The MES collects expectations data at the business level, building on the U.S. Management and Organizational Practices Survey (MOPS), Decision Maker Panel (DMP) and the Atlanta Fed Survey of Business Uncertainty (SBU). The MES survey attempts to measure three aspects of firms’ management practices:
- monitoring – how well does the firm monitor its operations and use this information for continuous improvement (e.g. effectively collecting and using key performance indicators)?
- targets – are the firm’s targets stretching, tracked and appropriately reviewed?
- incentives – is the firm promoting and rewarding employees based on performance, managing employee underperformance, making careful hiring decisions and providing adequate training opportunities?

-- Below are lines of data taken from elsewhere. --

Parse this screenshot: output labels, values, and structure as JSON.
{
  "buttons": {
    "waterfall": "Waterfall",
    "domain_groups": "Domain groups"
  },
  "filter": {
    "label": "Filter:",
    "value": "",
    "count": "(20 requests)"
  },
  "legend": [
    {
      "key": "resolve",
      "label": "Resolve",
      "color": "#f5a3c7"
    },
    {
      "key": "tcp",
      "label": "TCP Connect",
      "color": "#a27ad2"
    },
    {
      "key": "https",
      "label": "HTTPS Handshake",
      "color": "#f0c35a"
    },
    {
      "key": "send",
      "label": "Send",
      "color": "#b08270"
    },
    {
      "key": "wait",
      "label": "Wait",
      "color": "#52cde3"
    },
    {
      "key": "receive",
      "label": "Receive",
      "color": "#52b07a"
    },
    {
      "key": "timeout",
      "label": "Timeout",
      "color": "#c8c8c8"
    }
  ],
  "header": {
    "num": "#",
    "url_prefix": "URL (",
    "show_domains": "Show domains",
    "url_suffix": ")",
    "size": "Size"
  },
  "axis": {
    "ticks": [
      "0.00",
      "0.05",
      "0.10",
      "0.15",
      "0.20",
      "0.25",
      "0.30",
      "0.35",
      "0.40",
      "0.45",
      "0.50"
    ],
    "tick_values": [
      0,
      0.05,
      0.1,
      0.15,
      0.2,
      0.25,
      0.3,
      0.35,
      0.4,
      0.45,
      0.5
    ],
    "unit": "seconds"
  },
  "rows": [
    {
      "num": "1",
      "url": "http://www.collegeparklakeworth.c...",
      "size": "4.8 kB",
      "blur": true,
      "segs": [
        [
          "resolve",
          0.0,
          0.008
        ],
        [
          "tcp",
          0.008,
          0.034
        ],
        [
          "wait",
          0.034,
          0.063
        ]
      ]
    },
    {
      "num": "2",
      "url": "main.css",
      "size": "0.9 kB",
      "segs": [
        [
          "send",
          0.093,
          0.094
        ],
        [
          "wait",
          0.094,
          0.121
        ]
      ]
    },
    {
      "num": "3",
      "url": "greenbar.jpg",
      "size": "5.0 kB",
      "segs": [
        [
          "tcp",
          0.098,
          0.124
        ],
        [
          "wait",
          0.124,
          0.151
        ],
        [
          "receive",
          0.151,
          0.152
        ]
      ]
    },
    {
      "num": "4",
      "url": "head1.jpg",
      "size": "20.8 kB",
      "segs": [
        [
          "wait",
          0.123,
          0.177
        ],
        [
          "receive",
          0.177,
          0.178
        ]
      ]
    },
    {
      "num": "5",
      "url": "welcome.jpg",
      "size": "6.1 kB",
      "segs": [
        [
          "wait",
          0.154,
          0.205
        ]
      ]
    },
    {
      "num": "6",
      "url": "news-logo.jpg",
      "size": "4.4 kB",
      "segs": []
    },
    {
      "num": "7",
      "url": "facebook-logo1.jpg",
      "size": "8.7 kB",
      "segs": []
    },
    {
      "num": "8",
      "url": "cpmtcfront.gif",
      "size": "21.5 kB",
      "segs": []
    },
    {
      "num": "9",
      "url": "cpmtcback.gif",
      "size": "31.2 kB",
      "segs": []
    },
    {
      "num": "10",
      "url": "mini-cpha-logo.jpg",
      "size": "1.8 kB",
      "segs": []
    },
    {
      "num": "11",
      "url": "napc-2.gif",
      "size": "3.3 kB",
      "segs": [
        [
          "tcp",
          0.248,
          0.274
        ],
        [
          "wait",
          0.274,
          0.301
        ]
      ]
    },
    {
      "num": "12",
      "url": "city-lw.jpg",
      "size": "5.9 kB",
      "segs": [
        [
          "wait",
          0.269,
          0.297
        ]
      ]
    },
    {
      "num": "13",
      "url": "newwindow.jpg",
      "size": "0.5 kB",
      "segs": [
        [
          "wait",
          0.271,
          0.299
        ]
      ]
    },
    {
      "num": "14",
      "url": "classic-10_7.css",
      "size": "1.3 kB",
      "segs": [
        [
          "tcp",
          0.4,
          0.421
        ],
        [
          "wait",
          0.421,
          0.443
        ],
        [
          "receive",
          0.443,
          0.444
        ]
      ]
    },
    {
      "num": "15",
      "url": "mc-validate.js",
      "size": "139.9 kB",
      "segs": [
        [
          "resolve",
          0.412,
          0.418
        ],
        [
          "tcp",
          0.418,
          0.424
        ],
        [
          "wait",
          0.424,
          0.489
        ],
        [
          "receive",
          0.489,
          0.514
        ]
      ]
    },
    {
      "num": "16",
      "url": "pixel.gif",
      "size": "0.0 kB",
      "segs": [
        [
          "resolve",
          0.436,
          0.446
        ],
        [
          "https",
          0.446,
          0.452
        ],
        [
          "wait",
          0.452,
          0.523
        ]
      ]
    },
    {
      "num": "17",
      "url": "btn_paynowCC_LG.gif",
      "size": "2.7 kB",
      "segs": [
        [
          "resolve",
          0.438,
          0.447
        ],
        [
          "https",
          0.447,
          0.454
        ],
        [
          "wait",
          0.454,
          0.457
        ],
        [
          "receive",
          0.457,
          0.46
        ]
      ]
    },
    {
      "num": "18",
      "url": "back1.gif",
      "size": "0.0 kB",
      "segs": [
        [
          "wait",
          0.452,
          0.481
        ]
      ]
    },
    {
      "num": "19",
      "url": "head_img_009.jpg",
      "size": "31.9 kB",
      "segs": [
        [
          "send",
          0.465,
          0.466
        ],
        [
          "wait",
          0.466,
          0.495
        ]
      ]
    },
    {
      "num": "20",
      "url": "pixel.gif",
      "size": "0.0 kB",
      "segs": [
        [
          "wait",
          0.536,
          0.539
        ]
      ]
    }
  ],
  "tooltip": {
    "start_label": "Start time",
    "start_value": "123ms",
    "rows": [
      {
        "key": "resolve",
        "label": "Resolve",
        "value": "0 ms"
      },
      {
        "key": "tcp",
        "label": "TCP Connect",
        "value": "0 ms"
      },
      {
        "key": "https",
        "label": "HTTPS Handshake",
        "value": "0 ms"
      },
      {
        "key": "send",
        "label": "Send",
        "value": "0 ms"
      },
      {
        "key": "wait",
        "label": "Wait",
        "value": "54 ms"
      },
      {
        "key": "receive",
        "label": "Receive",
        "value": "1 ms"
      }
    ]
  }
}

Based on the response to each question, we retrieve the management score for each firm using an identical methodology to the US MOPS, which facilitates international comparisons.
The MES survey reference year was 2016, but also collected firm-level expectations of turnover, expenditure, investment and employment growth for 2017 and 2018. In particular, the survey asked respondents to report their 2018 expectations using a 5-point bin, assigning a probability to each bin, for each of the four firm-level indicators. It also asks businesses to predict economy wide GDP growth 2017-18 using similar bins to the Bank of England’s survey of external forecasters. This allows us to evaluate business forecasts against professional forecasters.
By combining a quantitative measure of management with direct expectations data of firms about both macro- and micro-outcomes, we obtain a set of robust stylized facts:
- Management practices vary substantially across firms – the 10th percentile of firms lacks robust monitoring or feedback processes, has limited performance incentives or employee training, while the 90th percentile are as well managed as leading firms internationally.
- Management practices are strongly associated with superior firm performance – better managed firms have higher productivity, higher profitability, size, and a greater likelihood of exporting.
- Management scores are higher in foreign-owned multinational firms and are lower in family-owned and family-run firms.
- Better managed firms are able to make much more accurate forecasts about macro GDP growth and their own micro sales growth.
- Firms with high management scores are also aware their micro and macro forecasts are more accurate in that they have lower subjective uncertainty in their predictions.